The perpetrator of the Russia-linked state threat has been identified APT28 weaponized a security flaw in the Print Spooler component of Microsoft Windows to spread a previously unknown custom malware called GooseEgg.
The post-compromise tool, said to have been in use since at least June 2020 and possibly as early as April 2019, exploited a now-patched flaw that allowed privilege escalation (CVE-2022-38028, CVSS score: 7.8).
The issue was fixed by Microsoft as part of updates released in October 2022, with the US National Security Agency (NSA) credited for reporting the flaw at the time.
According to new findings from the tech giant’s threat intelligence team, APT28 – also called Fancy Bear and Forest Blizzard (formerly Strontium) – used the bug as a weapon in attacks against Ukrainian, European, and European governments, non-governmental organizations, education and transportation. Western and North American. sector organisations.

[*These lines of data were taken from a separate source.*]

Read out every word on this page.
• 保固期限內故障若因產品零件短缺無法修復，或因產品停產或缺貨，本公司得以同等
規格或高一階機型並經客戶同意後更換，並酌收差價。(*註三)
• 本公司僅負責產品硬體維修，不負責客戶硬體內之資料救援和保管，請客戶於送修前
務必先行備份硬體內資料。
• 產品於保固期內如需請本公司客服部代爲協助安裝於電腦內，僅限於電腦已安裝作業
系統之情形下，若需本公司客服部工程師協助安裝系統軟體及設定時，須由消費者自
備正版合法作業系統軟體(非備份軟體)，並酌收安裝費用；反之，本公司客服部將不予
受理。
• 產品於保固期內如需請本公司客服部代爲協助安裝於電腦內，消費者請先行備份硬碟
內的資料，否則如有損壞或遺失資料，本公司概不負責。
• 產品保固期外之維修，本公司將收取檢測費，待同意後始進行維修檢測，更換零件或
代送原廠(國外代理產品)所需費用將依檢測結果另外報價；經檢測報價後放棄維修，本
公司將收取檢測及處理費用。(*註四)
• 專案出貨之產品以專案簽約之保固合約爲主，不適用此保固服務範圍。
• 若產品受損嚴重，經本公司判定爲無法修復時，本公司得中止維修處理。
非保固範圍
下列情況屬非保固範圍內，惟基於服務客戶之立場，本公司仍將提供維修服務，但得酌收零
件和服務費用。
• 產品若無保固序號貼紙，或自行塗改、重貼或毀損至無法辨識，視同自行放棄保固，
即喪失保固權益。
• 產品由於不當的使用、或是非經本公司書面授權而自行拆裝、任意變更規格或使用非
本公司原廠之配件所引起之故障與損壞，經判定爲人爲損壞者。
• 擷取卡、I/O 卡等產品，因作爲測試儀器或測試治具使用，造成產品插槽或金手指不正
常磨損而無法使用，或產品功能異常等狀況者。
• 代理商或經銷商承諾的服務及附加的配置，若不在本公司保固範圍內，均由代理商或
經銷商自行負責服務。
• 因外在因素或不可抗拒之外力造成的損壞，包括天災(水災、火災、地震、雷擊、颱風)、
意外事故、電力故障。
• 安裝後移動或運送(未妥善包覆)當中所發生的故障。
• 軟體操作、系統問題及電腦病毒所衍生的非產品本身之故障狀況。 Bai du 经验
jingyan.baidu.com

“Forest Blizzard used the tool […] to exploit the CVE-2022-38028 vulnerability in the Windows Print Spooler service by modifying a JavaScript constraints file and executing it with SYSTEM-level permissions,” the company said.
“Despite being a simple startup application, GooseEgg is able to spawn other applications specified on the command line with elevated permissions, allowing threat actors to support any subsequent objectives such as remote code execution, installing a backdoor and lateral movement through compromised networks.”
Forest Blizzard is believed to be affiliated with Unit 26165 of the Russian Federation’s military intelligence agency, the Main Intelligence Directorate of the General Staff of the Armed Forces of the Russian Federation (GRU).
Active for nearly 15 years, the Kremlin-backed hacking group’s activities are predominantly geared toward gathering intelligence to support the Russian government’s foreign policy initiatives.
In recent months, APT28 hackers have also abused a privilege escalation flaw in Microsoft Outlook (CVE-2023-23397, CVSS score: 9.8) and a code execution bug in WinRAR (CVE-2023-38831 , CVSS score: 7.8), indicating their ability to quickly adopt public exploits into their business.
“Forest Blizzard’s goal in implementing GooseEgg is to gain high access to target systems and steal credentials and information,” Microsoft said. “GooseEgg is typically distributed with a batch script.”
The GooseEgg binary supports commands to trigger the exploit and launch a provided dynamic link library (DLL) or executable with elevated permissions. Also check whether the exploit was successfully activated using the whoami command.
The disclosure comes as IBM
- GammaLoad.VBS, a VBS-based backdoor that starts the infection chain
- GammaStager, which is used to download and execute a series of Base64 encoded VBS payloads
- GammaLoadPlus, used to run .EXE payloads
- GammaInstall, which acts as the loader for a known PowerShell backdoor called GammaSteel
- GammaLoad.PS, a PowerShell implementation of GammaLoad
- GammaLoadLight.PS, a PowerShell variant that contains code to spread the spread itself to connected USB devices
- GammaInfo, a PowerShell-based enumeration script that collects various information from the host
- GammaSteel, a PowerShell-based malware to exfiltrate files from a victim based on an allowlist of extensions
“Hive0051 rotates infrastructure through synchronized DNS flow across multiple channels including Telegram, Telegraph and Filetransfer.io,” IBM X-Force researchers said earlier this month, saying it “indicates a potential increase in resources and of the capabilities of the actors dedicated to ongoing operations”.
“Hive0051’s continued fielding of new tools, capabilities and delivery methods is very likely to facilitate an accelerated pace of operations.”